Adama Samassékou : L’éducation, dans la majorité des Etats africains, pose problème. Quand un enfant va à l’école, son apprentissage se fait, par principe et dans un souci de performance, dans la langue officielle du pays. Et pour un enfant, c’est comme si on lui parlait en chinois. La démarche constitue une agression. Or l’éducation a besoin de conditions favorables pour être efficace. Il faut qu’il y ait une continuité entre le milieu d’origine de l’enfant et l’école. La langue d’enseignement est un point essentiel dans le processus d’éducation.

Afrik.com : Et que préconisez-vous concrètement ?

Adama Samassékou : Nous souhaitons créer un partenariat entre les langues africaines et les langues officielles sur la base de la complémentarité, et pas celle du conflit. Car les conflits entre les langues sont à l’origine des conflits entre les hommes. La question linguistique du continent passe par la prise en compte de la langue héritée de la colonisation. C’est pourquoi nous sommes l’Académie africaine des langues et pas l’académie des langues africaines.

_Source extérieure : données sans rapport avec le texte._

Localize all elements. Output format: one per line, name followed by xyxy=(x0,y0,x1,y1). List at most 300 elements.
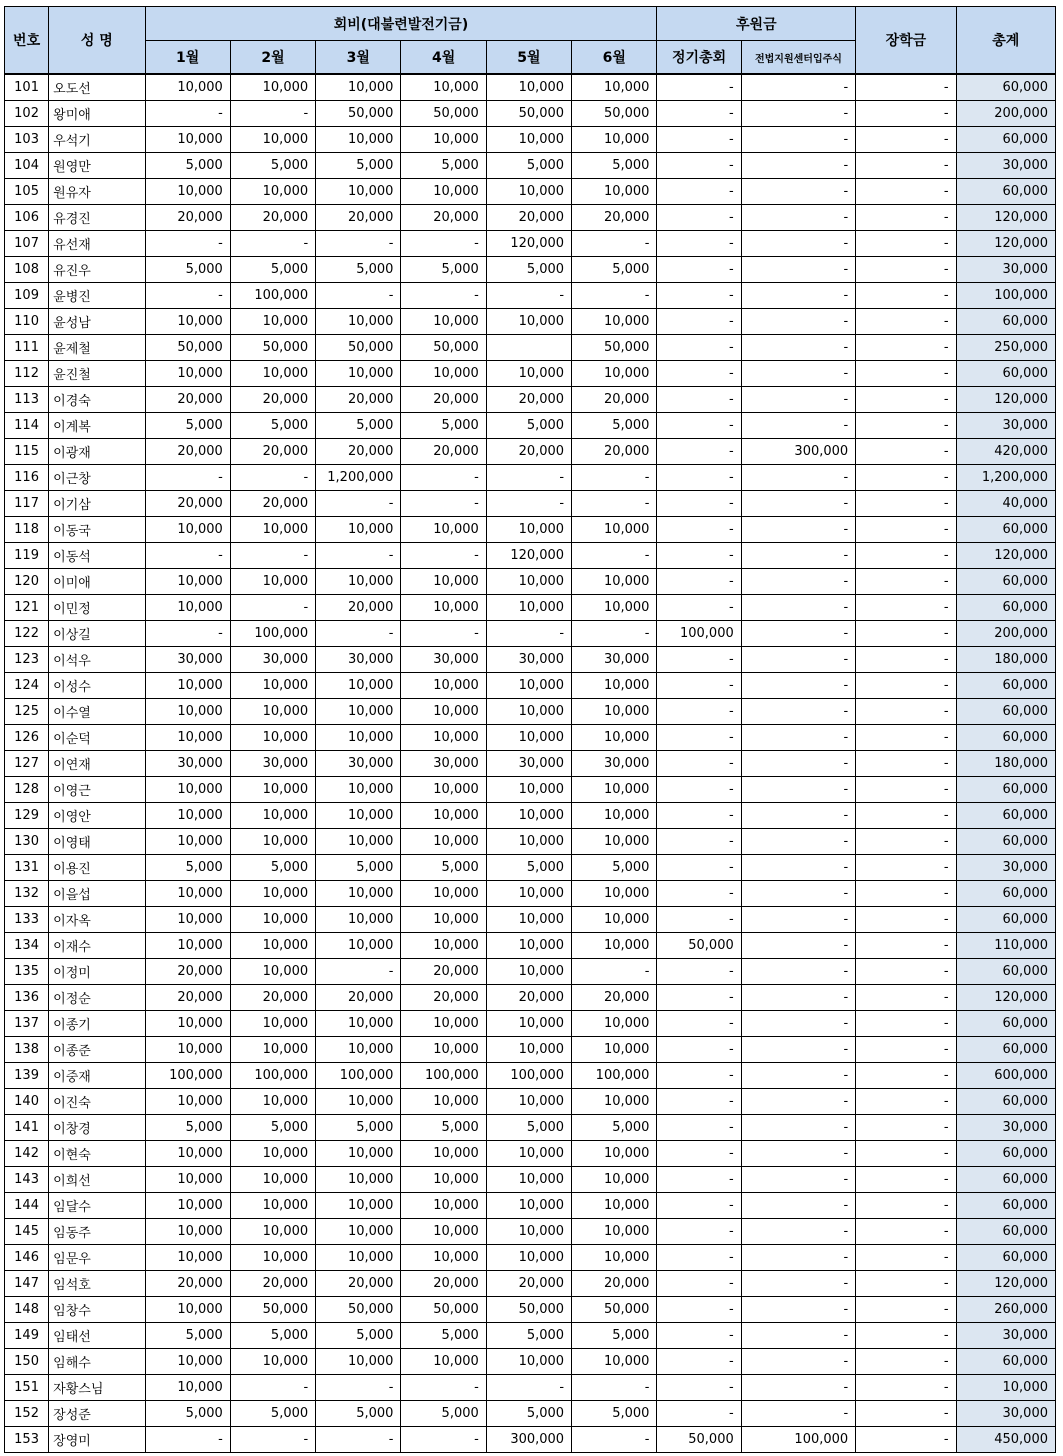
month-2-cell: 10,000 xyxy=(230,725,315,751)
center-ceremony-cell: - xyxy=(741,1219,855,1245)
general-meeting-cell: - xyxy=(657,725,741,751)
general-meeting-cell: - xyxy=(657,959,741,985)
scholarship-cell: - xyxy=(856,933,956,959)
month-5-cell: 10,000 xyxy=(486,907,571,933)
month-3-cell: 10,000 xyxy=(316,933,401,959)
month-6-cell: - xyxy=(572,543,657,569)
scholarship-cell: - xyxy=(856,231,956,257)
total-cell: 120,000 xyxy=(956,1271,1055,1297)
month-3-cell: - xyxy=(316,231,401,257)
col-header-month-6: 6월 xyxy=(572,41,657,75)
scholarship-cell: - xyxy=(856,1349,956,1375)
month-5-cell: 10,000 xyxy=(486,1167,571,1193)
month-4-cell: 10,000 xyxy=(401,907,486,933)
month-5-cell: 10,000 xyxy=(486,803,571,829)
total-cell: 200,000 xyxy=(956,621,1055,647)
month-5-cell: 20,000 xyxy=(486,985,571,1011)
scholarship-cell: - xyxy=(856,985,956,1011)
month-3-cell: 10,000 xyxy=(316,361,401,387)
month-2-cell: 10,000 xyxy=(230,1089,315,1115)
month-3-cell: - xyxy=(316,491,401,517)
no-cell: 107 xyxy=(5,231,49,257)
month-6-cell: 10,000 xyxy=(572,829,657,855)
month-4-cell: 10,000 xyxy=(401,803,486,829)
total-cell: 30,000 xyxy=(956,855,1055,881)
table-row xyxy=(5,1349,1056,1375)
month-2-cell: 10,000 xyxy=(230,1349,315,1375)
general-meeting-cell: - xyxy=(657,829,741,855)
month-6-cell: 50,000 xyxy=(572,1297,657,1323)
scholarship-cell: - xyxy=(856,205,956,231)
month-1-cell: 20,000 xyxy=(145,439,230,465)
table-row xyxy=(5,179,1056,205)
month-6-cell: 10,000 xyxy=(572,595,657,621)
month-1-cell: 5,000 xyxy=(145,855,230,881)
center-ceremony-cell: - xyxy=(741,335,855,361)
month-4-cell: 10,000 xyxy=(401,1141,486,1167)
month-1-cell: 10,000 xyxy=(145,907,230,933)
name-cell: 왕미애 xyxy=(49,101,145,127)
total-cell: 60,000 xyxy=(956,1193,1055,1219)
month-3-cell: - xyxy=(316,543,401,569)
no-cell: 110 xyxy=(5,309,49,335)
table-row xyxy=(5,725,1056,751)
month-2-cell: 10,000 xyxy=(230,1219,315,1245)
center-ceremony-cell: - xyxy=(741,153,855,179)
no-cell: 108 xyxy=(5,257,49,283)
scholarship-cell: - xyxy=(856,127,956,153)
month-6-cell: 10,000 xyxy=(572,725,657,751)
name-cell: 이광재 xyxy=(49,439,145,465)
col-header-total: 총계 xyxy=(956,7,1055,75)
month-3-cell: 5,000 xyxy=(316,1115,401,1141)
general-meeting-cell: - xyxy=(657,231,741,257)
month-2-cell: 20,000 xyxy=(230,491,315,517)
total-cell: 180,000 xyxy=(956,751,1055,777)
scholarship-cell: - xyxy=(856,309,956,335)
no-cell: 115 xyxy=(5,439,49,465)
month-4-cell: 20,000 xyxy=(401,439,486,465)
month-6-cell: 30,000 xyxy=(572,751,657,777)
center-ceremony-cell: - xyxy=(741,1037,855,1063)
center-ceremony-cell: - xyxy=(741,1375,855,1401)
name-cell: 임해수 xyxy=(49,1349,145,1375)
total-cell: 600,000 xyxy=(956,1063,1055,1089)
col-header-month-1: 1월 xyxy=(145,41,230,75)
center-ceremony-cell: - xyxy=(741,621,855,647)
month-6-cell: 100,000 xyxy=(572,1063,657,1089)
month-3-cell: 10,000 xyxy=(316,699,401,725)
center-ceremony-cell: - xyxy=(741,881,855,907)
month-5-cell: 10,000 xyxy=(486,309,571,335)
table-row xyxy=(5,439,1056,465)
month-3-cell: - xyxy=(316,283,401,309)
table-row xyxy=(5,205,1056,231)
total-cell: 60,000 xyxy=(956,1245,1055,1271)
col-header-month-4: 4월 xyxy=(401,41,486,75)
total-cell: 120,000 xyxy=(956,985,1055,1011)
month-4-cell: 10,000 xyxy=(401,569,486,595)
total-cell: 250,000 xyxy=(956,335,1055,361)
total-cell: 30,000 xyxy=(956,1401,1055,1427)
month-4-cell: 20,000 xyxy=(401,387,486,413)
scholarship-cell: - xyxy=(856,465,956,491)
col-header-scholarship: 장학금 xyxy=(856,7,956,75)
name-cell: 이영안 xyxy=(49,803,145,829)
month-3-cell: 10,000 xyxy=(316,881,401,907)
scholarship-cell: - xyxy=(856,74,956,101)
month-4-cell: 10,000 xyxy=(401,699,486,725)
month-5-cell: 5,000 xyxy=(486,1115,571,1141)
month-2-cell: 50,000 xyxy=(230,335,315,361)
no-cell: 112 xyxy=(5,361,49,387)
month-3-cell: 5,000 xyxy=(316,855,401,881)
name-cell: 이희선 xyxy=(49,1167,145,1193)
month-2-cell: 20,000 xyxy=(230,985,315,1011)
month-4-cell: 5,000 xyxy=(401,413,486,439)
general-meeting-cell: - xyxy=(657,855,741,881)
month-3-cell: - xyxy=(316,959,401,985)
month-5-cell: 10,000 xyxy=(486,74,571,101)
month-6-cell: 10,000 xyxy=(572,1193,657,1219)
general-meeting-cell: 100,000 xyxy=(657,621,741,647)
general-meeting-cell: - xyxy=(657,1349,741,1375)
no-cell: 117 xyxy=(5,491,49,517)
month-3-cell: 20,000 xyxy=(316,985,401,1011)
table-row xyxy=(5,1037,1056,1063)
month-6-cell: 5,000 xyxy=(572,1323,657,1349)
table-row xyxy=(5,1089,1056,1115)
general-meeting-cell: - xyxy=(657,985,741,1011)
month-4-cell: 5,000 xyxy=(401,1115,486,1141)
month-3-cell: 10,000 xyxy=(316,1167,401,1193)
center-ceremony-cell: - xyxy=(741,465,855,491)
month-2-cell: - xyxy=(230,1375,315,1401)
month-2-cell: 10,000 xyxy=(230,179,315,205)
name-cell: 임태선 xyxy=(49,1323,145,1349)
month-2-cell: 100,000 xyxy=(230,283,315,309)
month-3-cell: 10,000 xyxy=(316,1011,401,1037)
general-meeting-cell: - xyxy=(657,74,741,101)
month-5-cell: 100,000 xyxy=(486,1063,571,1089)
center-ceremony-cell: - xyxy=(741,673,855,699)
no-cell: 104 xyxy=(5,153,49,179)
table-row xyxy=(5,881,1056,907)
month-4-cell: 10,000 xyxy=(401,1245,486,1271)
month-2-cell: 20,000 xyxy=(230,439,315,465)
scholarship-cell: - xyxy=(856,283,956,309)
general-meeting-cell: - xyxy=(657,1323,741,1349)
month-1-cell: 10,000 xyxy=(145,361,230,387)
month-4-cell: 10,000 xyxy=(401,1167,486,1193)
center-ceremony-cell: - xyxy=(741,1167,855,1193)
total-cell: 1,200,000 xyxy=(956,465,1055,491)
month-5-cell: 30,000 xyxy=(486,647,571,673)
month-2-cell: 10,000 xyxy=(230,829,315,855)
month-3-cell: 20,000 xyxy=(316,595,401,621)
scholarship-cell: - xyxy=(856,1037,956,1063)
no-cell: 152 xyxy=(5,1401,49,1427)
month-5-cell: 10,000 xyxy=(486,1193,571,1219)
no-cell: 135 xyxy=(5,959,49,985)
month-6-cell: 5,000 xyxy=(572,413,657,439)
scholarship-cell: - xyxy=(856,1297,956,1323)
month-4-cell: 30,000 xyxy=(401,647,486,673)
month-1-cell: 10,000 xyxy=(145,1193,230,1219)
col-header-general-meeting: 정기총회 xyxy=(657,41,741,75)
no-cell: 151 xyxy=(5,1375,49,1401)
no-cell: 141 xyxy=(5,1115,49,1141)
total-cell: 60,000 xyxy=(956,179,1055,205)
month-5-cell: 20,000 xyxy=(486,387,571,413)
total-cell: 60,000 xyxy=(956,569,1055,595)
month-1-cell: 100,000 xyxy=(145,1063,230,1089)
general-meeting-cell: - xyxy=(657,1271,741,1297)
month-4-cell: 20,000 xyxy=(401,959,486,985)
scholarship-cell: - xyxy=(856,647,956,673)
scholarship-cell: - xyxy=(856,1141,956,1167)
center-ceremony-cell: - xyxy=(741,595,855,621)
total-cell: 30,000 xyxy=(956,1323,1055,1349)
total-cell: 60,000 xyxy=(956,959,1055,985)
month-4-cell: 20,000 xyxy=(401,205,486,231)
general-meeting-cell: - xyxy=(657,1193,741,1219)
name-cell: 윤진철 xyxy=(49,361,145,387)
no-cell: 101 xyxy=(5,74,49,101)
month-5-cell: 120,000 xyxy=(486,231,571,257)
scholarship-cell: - xyxy=(856,1375,956,1401)
table-row xyxy=(5,257,1056,283)
month-6-cell: 10,000 xyxy=(572,127,657,153)
month-5-cell: 10,000 xyxy=(486,1037,571,1063)
table-row xyxy=(5,491,1056,517)
total-cell: 450,000 xyxy=(956,1427,1055,1453)
table-row xyxy=(5,387,1056,413)
general-meeting-cell: 50,000 xyxy=(657,933,741,959)
month-6-cell: 5,000 xyxy=(572,1115,657,1141)
month-5-cell: 50,000 xyxy=(486,101,571,127)
month-6-cell: 20,000 xyxy=(572,205,657,231)
month-4-cell: 10,000 xyxy=(401,1349,486,1375)
month-3-cell: - xyxy=(316,1375,401,1401)
no-cell: 144 xyxy=(5,1193,49,1219)
name-cell: 이용진 xyxy=(49,855,145,881)
scholarship-cell: - xyxy=(856,491,956,517)
center-ceremony-cell: - xyxy=(741,1297,855,1323)
table-row xyxy=(5,1323,1056,1349)
month-3-cell: 10,000 xyxy=(316,777,401,803)
month-4-cell: 5,000 xyxy=(401,1323,486,1349)
no-cell: 136 xyxy=(5,985,49,1011)
month-3-cell: - xyxy=(316,1427,401,1453)
total-cell: 60,000 xyxy=(956,699,1055,725)
general-meeting-cell: - xyxy=(657,387,741,413)
month-2-cell: 20,000 xyxy=(230,387,315,413)
general-meeting-cell: - xyxy=(657,699,741,725)
scholarship-cell: - xyxy=(856,517,956,543)
total-cell: 30,000 xyxy=(956,257,1055,283)
month-2-cell: - xyxy=(230,465,315,491)
table-row xyxy=(5,569,1056,595)
name-cell: 이진숙 xyxy=(49,1089,145,1115)
month-1-cell: 10,000 xyxy=(145,1297,230,1323)
center-ceremony-cell: - xyxy=(741,1063,855,1089)
no-cell: 148 xyxy=(5,1297,49,1323)
month-6-cell: 30,000 xyxy=(572,647,657,673)
center-ceremony-cell: - xyxy=(741,309,855,335)
month-2-cell: 20,000 xyxy=(230,1271,315,1297)
total-cell: 60,000 xyxy=(956,1167,1055,1193)
month-6-cell: 10,000 xyxy=(572,1037,657,1063)
total-cell: 60,000 xyxy=(956,309,1055,335)
total-cell: 60,000 xyxy=(956,74,1055,101)
table-row xyxy=(5,777,1056,803)
center-ceremony-cell: - xyxy=(741,543,855,569)
general-meeting-cell: - xyxy=(657,673,741,699)
month-3-cell: 10,000 xyxy=(316,1089,401,1115)
month-1-cell: 10,000 xyxy=(145,595,230,621)
month-4-cell: 10,000 xyxy=(401,829,486,855)
scholarship-cell: - xyxy=(856,1167,956,1193)
col-header-center-ceremony: 전법지원센터입주식 xyxy=(741,41,855,75)
month-3-cell: 5,000 xyxy=(316,153,401,179)
no-cell: 111 xyxy=(5,335,49,361)
center-ceremony-cell: - xyxy=(741,179,855,205)
total-cell: 60,000 xyxy=(956,1141,1055,1167)
scholarship-cell: - xyxy=(856,881,956,907)
scholarship-cell: - xyxy=(856,803,956,829)
table-row xyxy=(5,1427,1056,1453)
general-meeting-cell: - xyxy=(657,1401,741,1427)
month-4-cell: 10,000 xyxy=(401,725,486,751)
name-cell: 이근창 xyxy=(49,465,145,491)
table-row xyxy=(5,153,1056,179)
month-2-cell: 5,000 xyxy=(230,1115,315,1141)
month-2-cell: 30,000 xyxy=(230,647,315,673)
month-2-cell: 100,000 xyxy=(230,1063,315,1089)
scholarship-cell: - xyxy=(856,1427,956,1453)
name-cell: 자황스님 xyxy=(49,1375,145,1401)
total-cell: 60,000 xyxy=(956,907,1055,933)
month-6-cell: - xyxy=(572,959,657,985)
center-ceremony-cell: - xyxy=(741,985,855,1011)
month-5-cell: 5,000 xyxy=(486,257,571,283)
name-cell: 오도선 xyxy=(49,74,145,101)
month-6-cell: 10,000 xyxy=(572,517,657,543)
table-row xyxy=(5,751,1056,777)
month-2-cell: 10,000 xyxy=(230,959,315,985)
scholarship-cell: - xyxy=(856,1011,956,1037)
table-row xyxy=(5,621,1056,647)
general-meeting-cell: - xyxy=(657,491,741,517)
month-3-cell: 20,000 xyxy=(316,205,401,231)
month-1-cell: 10,000 xyxy=(145,1245,230,1271)
center-ceremony-cell: - xyxy=(741,413,855,439)
month-5-cell: 5,000 xyxy=(486,153,571,179)
month-6-cell: 10,000 xyxy=(572,673,657,699)
month-5-cell: 10,000 xyxy=(486,361,571,387)
month-4-cell: 50,000 xyxy=(401,1297,486,1323)
month-4-cell: 20,000 xyxy=(401,985,486,1011)
month-2-cell: 10,000 xyxy=(230,699,315,725)
month-3-cell: 10,000 xyxy=(316,1141,401,1167)
month-2-cell: 10,000 xyxy=(230,803,315,829)
center-ceremony-cell: - xyxy=(741,257,855,283)
no-cell: 103 xyxy=(5,127,49,153)
month-2-cell: 10,000 xyxy=(230,74,315,101)
no-cell: 127 xyxy=(5,751,49,777)
no-cell: 133 xyxy=(5,907,49,933)
month-1-cell: - xyxy=(145,231,230,257)
name-cell: 이석우 xyxy=(49,647,145,673)
total-cell: 30,000 xyxy=(956,413,1055,439)
table-row xyxy=(5,335,1056,361)
general-meeting-cell: - xyxy=(657,1375,741,1401)
scholarship-cell: - xyxy=(856,595,956,621)
no-cell: 130 xyxy=(5,829,49,855)
table-row xyxy=(5,959,1056,985)
month-1-cell: 10,000 xyxy=(145,1219,230,1245)
month-1-cell: 5,000 xyxy=(145,1401,230,1427)
general-meeting-cell: - xyxy=(657,1297,741,1323)
month-1-cell: 10,000 xyxy=(145,1141,230,1167)
month-2-cell: 10,000 xyxy=(230,1141,315,1167)
center-ceremony-cell: - xyxy=(741,699,855,725)
scholarship-cell: - xyxy=(856,907,956,933)
center-ceremony-cell: - xyxy=(741,907,855,933)
month-3-cell: 20,000 xyxy=(316,1271,401,1297)
center-ceremony-cell: 300,000 xyxy=(741,439,855,465)
month-4-cell: 10,000 xyxy=(401,595,486,621)
scholarship-cell: - xyxy=(856,1401,956,1427)
name-cell: 유경진 xyxy=(49,205,145,231)
month-6-cell: 10,000 xyxy=(572,569,657,595)
month-2-cell: 5,000 xyxy=(230,1401,315,1427)
month-5-cell: 10,000 xyxy=(486,699,571,725)
general-meeting-cell: - xyxy=(657,179,741,205)
table-row xyxy=(5,517,1056,543)
total-cell: 260,000 xyxy=(956,1297,1055,1323)
month-3-cell: 5,000 xyxy=(316,413,401,439)
month-1-cell: - xyxy=(145,283,230,309)
total-cell: 200,000 xyxy=(956,101,1055,127)
name-cell: 우석기 xyxy=(49,127,145,153)
month-2-cell: - xyxy=(230,595,315,621)
month-6-cell: 10,000 xyxy=(572,361,657,387)
name-cell: 이영태 xyxy=(49,829,145,855)
general-meeting-cell: - xyxy=(657,881,741,907)
general-meeting-cell: - xyxy=(657,595,741,621)
month-3-cell: 10,000 xyxy=(316,517,401,543)
month-5-cell: 10,000 xyxy=(486,933,571,959)
no-cell: 134 xyxy=(5,933,49,959)
general-meeting-cell: - xyxy=(657,1037,741,1063)
month-3-cell: 10,000 xyxy=(316,179,401,205)
total-cell: 60,000 xyxy=(956,829,1055,855)
month-6-cell: 10,000 xyxy=(572,699,657,725)
month-5-cell: 5,000 xyxy=(486,1323,571,1349)
table-header xyxy=(5,7,1056,75)
table-row xyxy=(5,413,1056,439)
scholarship-cell: - xyxy=(856,335,956,361)
scholarship-cell: - xyxy=(856,855,956,881)
month-4-cell: 10,000 xyxy=(401,309,486,335)
month-1-cell: - xyxy=(145,465,230,491)
month-4-cell: 5,000 xyxy=(401,1401,486,1427)
total-cell: 40,000 xyxy=(956,491,1055,517)
month-2-cell: 10,000 xyxy=(230,881,315,907)
total-cell: 60,000 xyxy=(956,777,1055,803)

Afrik.com : Faut-il considérer l’Acalan comme un sursaut identitaire de l’Afrique ?

Adama Samassékou : La balle est plus que jamais dans notre camp, et nous allons la jouer correctement. A l’heure où l’on parle du pluralisme de l’Europe, nous souhaitons mettre en avant la diversité culturelle du continent. Il faut que l’Afrique cesse d’être ce continent qui consomme ce qu’il ne produit pas et produit ce qu’il ne consomme pas. Nous sommes en faveur d’une pensée autonome. La décolonisation doit être une réalité, je le dis sans agressivité. Les Africains sont debout pour dire qui ils sont, car l’Histoire africaine a trop souvent été niée. Les Africains et la diaspora pourront ainsi réaliser la renaissance du continent.

Afrik.com : Sur quels langues allez-vous travailler plus particulièrement ?

Adama Samassékou : L’académie va avoir, entre autres, une commission organisée autour des langues transfrontalières telles que le kiswahili, le foulfoulde ou foulani, ou encore le mandingue. Partout sur le continent, il y a des langues transfrontalières avec des frontières artificielles qui existent depuis des siècles, et qui font l’objet de nombreux conflits et guerres intestines. C’est pourquoi nous souhaitons travailler sur ce qui unit ces Etats, pour contribuer à la paix et à l’unité.

Afrik.com : Pourquoi un si long parcours depuis le lancement de l’initiative jusqu’à aujourd’hui ?

Adama Samassékou : Le destin africain est singulier. Il résulte de la volonté politique du continent. Si le projet a été entériné en 2001, il faut savoir que la logique de maîtrise de notre patrimoine culturel remonte à 1976 avec la charte culturelle de l’Afrique, un texte fondateur déclarant le caractère sacré et la nécessité de valoriser la culture africaine. La maturation a été lente, mais 2006 est l’Année des langues africaines.

Afrik.com : Comment est financée l’Acalan ?

Adama Samassékou : L’Unesco appuie beaucoup notre initiative. Dans les statuts de l’académie, une subvention intergouvernementale est prévue. La Francophonie et différents Etats tel que le Mali sont des partenaires qui participent au financement de l’activité en cours. En somme, nous avons là un projet fort soutenu.

Afrik.com : Quels sont vos projets en cours actuellement ?

Adama Samassékou : Nous préparons avec l’Unesco une conférence internationale qui aura lieu les 6 et 7 mai prochains à Bamako (Mali) sur le thème du « Multilinguisme dans le cyberespace». En marge de cette conférence, l’Acalan envisage de proposer un séminaire la veille de l’événement.